Kelly Garcia, Terra Flower Farm, Signal Mountain, Tennessee. I will rate mine as AMAZING also, GOODISH TO BAD. Of course my peonies weren’t blooming yet either and with having my kiddos home last fall, I wasn’t as prepared for the late spring to summer push. I didn’t have enough flowers and bought some local orchids from a neighboring orchid grower. They completely elevated my arrangements.
The really beautiful part of my weekend was going on the best delivery of my life.
A longtime friend and fellow flower farmer who lives in British Columbia (not a member, sadly), ordered a bouquet to be delivered to his Momma here in Tennessee. She was my last stop. When I walked up, she was working in her amazing garden and very confused why I was there. She looked at me quizzically and asked, “Who are those from?” I told her they were from her son. She went on for a few minutes raving about how beautiful her son’s farm is, and then began crying.
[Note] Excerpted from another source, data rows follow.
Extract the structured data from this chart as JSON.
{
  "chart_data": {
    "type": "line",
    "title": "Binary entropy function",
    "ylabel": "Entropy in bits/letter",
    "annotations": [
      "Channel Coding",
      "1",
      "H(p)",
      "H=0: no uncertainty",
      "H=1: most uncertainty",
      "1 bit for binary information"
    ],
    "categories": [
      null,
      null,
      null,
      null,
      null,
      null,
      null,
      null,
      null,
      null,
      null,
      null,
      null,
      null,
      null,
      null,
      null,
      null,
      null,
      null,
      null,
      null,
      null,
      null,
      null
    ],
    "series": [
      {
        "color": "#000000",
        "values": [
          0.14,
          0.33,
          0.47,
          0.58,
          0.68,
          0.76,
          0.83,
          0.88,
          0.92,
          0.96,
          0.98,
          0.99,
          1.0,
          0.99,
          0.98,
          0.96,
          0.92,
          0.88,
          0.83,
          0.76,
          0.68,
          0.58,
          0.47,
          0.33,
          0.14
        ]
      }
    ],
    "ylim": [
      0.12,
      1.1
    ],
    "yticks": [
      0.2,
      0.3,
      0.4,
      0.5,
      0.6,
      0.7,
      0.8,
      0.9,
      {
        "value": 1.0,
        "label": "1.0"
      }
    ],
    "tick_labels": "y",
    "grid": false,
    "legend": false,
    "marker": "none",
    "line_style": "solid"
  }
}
She said my bouquet was stunning and that it was the first time he had ever sent her flowers.
What an honor it was for a flower farmer I truly admire to trust me to deliver the first flowers—Mother’s Day flowers, no less—to his momma. That’s really what Mother’s Day and flower farming is all about—those moments with people, connecting us all.
Kelly, you worded it perfectly; this is what flower farming is all about. Thank you, everyone, for sharing your stories!